JUNEAU — Gov. Sean Parnell said Thursday he’ll treat national health care reform as “being in place” following a judge’s decision the new program should be implemented even as legal questions get sorted out.
But Parnell also said the decision, which comes a month after the same judge said the reform is unconstitutional, backs general legal challenges from Alaska.
Federal district court Judge Roger Vinson of Florida ruled in January to strike the program. A handful of judges have now split over the question, which all sides say will fall to the U.S. Supreme Court.
The Associated Press in Florida reported that Vinson’s decision was a response to an Obama administration request.
It said the order leaves 26 states, including Alaska and Florida, that have challenged the law to at least follow it until the case is resolved. The report noted Vinson critiqued the federal administration for being slow to appeal even while he acknowledged that it’s in the country’s interest for states to follow the program for now.
Parnell used the news to restate his strong preference that Alaska use its own resources to solve health care problems and to make health care service more affordable rather than getting “entangled” with national efforts.
“Going forward, Alaska will make decisions on a case-by-case basis whether the state will undertake with our own money or with federal money how to implement the provisions of the law,” he said in a statement. “My sole responsibility is to act in Alaska’s best interests and we will do so.”
Parnell has been criticized by those saying he’s dragged his feet when it comes to implementing the new act. He drew heat last month after declining to apply for a $1 million grant to create an insurance exchange program, something state Senate President Gary Stevens said could cost the state money and administrative flexibility.

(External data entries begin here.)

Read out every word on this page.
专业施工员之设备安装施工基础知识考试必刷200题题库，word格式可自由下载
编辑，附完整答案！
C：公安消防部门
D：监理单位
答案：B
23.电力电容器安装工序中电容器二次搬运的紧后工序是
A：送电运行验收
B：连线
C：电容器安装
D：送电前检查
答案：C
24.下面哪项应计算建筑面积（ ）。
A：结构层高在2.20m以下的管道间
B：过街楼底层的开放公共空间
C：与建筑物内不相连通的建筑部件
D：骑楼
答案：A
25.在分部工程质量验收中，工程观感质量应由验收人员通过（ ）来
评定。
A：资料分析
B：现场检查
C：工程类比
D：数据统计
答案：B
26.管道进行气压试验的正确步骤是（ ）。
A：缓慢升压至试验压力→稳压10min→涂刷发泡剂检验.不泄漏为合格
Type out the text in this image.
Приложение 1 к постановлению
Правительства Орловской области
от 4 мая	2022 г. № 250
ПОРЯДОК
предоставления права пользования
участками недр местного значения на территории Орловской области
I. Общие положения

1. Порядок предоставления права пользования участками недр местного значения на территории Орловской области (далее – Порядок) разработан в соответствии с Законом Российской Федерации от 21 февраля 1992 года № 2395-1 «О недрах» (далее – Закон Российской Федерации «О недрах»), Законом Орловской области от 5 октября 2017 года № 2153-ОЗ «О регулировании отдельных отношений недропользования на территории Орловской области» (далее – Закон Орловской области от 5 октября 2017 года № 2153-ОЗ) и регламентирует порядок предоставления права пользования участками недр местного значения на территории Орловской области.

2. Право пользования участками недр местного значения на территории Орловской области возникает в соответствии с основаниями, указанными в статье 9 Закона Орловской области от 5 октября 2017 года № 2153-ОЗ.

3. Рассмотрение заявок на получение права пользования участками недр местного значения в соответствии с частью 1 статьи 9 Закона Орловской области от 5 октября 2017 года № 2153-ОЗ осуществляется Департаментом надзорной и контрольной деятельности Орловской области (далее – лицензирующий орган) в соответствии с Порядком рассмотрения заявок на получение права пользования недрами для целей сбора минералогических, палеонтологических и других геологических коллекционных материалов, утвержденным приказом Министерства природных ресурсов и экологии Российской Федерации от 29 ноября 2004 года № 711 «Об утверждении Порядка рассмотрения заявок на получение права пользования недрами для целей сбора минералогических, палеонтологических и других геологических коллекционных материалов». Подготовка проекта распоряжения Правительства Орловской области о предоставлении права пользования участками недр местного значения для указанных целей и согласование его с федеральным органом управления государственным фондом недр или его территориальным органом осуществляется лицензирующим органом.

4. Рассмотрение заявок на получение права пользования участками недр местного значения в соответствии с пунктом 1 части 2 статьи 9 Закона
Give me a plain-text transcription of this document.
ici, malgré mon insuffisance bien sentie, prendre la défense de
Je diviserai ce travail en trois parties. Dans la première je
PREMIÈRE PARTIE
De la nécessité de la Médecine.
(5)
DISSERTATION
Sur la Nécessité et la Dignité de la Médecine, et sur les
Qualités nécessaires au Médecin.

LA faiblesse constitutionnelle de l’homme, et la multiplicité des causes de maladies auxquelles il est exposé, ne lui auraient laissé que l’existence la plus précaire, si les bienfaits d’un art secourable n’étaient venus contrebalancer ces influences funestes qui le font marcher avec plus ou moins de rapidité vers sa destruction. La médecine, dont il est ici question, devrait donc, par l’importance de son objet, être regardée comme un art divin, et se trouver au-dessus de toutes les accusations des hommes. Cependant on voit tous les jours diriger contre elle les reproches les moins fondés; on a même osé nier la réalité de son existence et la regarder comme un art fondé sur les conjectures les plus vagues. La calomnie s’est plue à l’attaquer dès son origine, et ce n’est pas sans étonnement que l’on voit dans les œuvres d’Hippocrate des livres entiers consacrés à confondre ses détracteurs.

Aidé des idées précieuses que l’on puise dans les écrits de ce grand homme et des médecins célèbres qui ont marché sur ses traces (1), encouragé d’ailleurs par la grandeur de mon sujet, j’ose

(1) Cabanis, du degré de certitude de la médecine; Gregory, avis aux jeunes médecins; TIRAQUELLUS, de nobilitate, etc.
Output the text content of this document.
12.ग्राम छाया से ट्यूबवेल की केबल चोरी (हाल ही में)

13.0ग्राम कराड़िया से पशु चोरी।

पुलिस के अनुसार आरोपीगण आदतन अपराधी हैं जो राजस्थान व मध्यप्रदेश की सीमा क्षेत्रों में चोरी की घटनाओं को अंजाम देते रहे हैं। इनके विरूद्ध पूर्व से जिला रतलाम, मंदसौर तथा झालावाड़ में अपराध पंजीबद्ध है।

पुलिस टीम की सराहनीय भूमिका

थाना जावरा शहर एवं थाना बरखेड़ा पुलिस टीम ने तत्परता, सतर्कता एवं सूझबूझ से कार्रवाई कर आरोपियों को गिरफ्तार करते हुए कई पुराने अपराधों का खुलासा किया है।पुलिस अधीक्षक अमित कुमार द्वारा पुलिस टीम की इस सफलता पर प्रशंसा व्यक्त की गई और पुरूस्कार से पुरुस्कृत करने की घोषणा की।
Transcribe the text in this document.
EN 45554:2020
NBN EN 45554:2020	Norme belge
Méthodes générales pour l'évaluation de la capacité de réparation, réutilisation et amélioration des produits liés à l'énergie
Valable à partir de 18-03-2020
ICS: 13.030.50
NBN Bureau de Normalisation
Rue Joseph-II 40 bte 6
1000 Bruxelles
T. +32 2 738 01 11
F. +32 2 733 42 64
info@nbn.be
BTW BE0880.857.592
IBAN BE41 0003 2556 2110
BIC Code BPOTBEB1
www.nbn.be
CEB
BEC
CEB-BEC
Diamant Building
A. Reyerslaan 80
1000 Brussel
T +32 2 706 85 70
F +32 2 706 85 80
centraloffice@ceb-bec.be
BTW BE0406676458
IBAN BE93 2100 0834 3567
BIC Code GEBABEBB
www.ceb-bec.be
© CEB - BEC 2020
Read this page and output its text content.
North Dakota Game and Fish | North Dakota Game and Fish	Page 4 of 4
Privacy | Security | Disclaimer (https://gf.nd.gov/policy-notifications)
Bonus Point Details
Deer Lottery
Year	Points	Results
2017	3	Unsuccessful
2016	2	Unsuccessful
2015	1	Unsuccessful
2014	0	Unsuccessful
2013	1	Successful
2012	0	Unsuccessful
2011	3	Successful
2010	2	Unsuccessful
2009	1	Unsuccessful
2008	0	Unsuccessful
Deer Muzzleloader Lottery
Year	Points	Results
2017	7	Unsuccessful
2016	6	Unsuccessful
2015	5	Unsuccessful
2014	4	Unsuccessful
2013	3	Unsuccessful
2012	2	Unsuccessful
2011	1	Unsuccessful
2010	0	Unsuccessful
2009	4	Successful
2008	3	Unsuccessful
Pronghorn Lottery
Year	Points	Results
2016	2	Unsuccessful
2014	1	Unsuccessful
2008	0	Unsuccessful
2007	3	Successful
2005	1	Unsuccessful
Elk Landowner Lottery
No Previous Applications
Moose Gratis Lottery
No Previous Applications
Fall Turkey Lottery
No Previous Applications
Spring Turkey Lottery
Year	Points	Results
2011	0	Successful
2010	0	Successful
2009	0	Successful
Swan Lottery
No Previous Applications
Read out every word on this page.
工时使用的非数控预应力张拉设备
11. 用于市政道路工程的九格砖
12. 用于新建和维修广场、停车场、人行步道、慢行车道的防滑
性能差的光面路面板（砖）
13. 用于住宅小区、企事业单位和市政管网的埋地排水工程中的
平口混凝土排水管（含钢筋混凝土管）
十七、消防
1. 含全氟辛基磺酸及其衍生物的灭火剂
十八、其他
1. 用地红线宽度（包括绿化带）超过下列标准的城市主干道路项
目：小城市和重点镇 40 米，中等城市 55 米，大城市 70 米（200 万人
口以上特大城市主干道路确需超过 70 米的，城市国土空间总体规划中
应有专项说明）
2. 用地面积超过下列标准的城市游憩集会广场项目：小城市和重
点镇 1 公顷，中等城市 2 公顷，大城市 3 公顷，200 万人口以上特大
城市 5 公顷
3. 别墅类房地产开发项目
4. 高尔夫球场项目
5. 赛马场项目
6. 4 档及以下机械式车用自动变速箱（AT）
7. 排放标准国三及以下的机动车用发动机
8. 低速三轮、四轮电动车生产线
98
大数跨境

The state has, however, accepted millions of dollars for other health care ends under the new law, including health care for retirees not eligible for Medicare.
State Sen. Hollis French, D-Anchorage, used Thursday’s news to again press Parnell to do more. He had previously requested a legal analysis that, last week, concluded Vinson’s ruling shouldn’t bind Alaska’s actions.
“This is a good day for Alaska,” French said Thursday in a statement. “The governor can no longer evade the issue. (One-hundred and fifteen thousand) Alaskans do not have health insurance. I look forward to working with the governor to help put the federal law in place that will help these Alaskans find a policy that works for them.”
The U.S. Department of Justice said in a statement that it “welcomed” Vinson’s decision, saying failure to effectively implement the new act would create “enormous disruption” nationally.
“We strongly disagree with the district court’s underlying ruling in this case and continue to believe — as three federal courts have found — that this law is constitutional,” spokeswoman Tracy Schmaler said on the department’s blog. “There is clear and well-established legal precedent that Congress acted within its constitutional authority in passing the Affordable Care Act and we are confident that we will ultimately prevail on appeal.”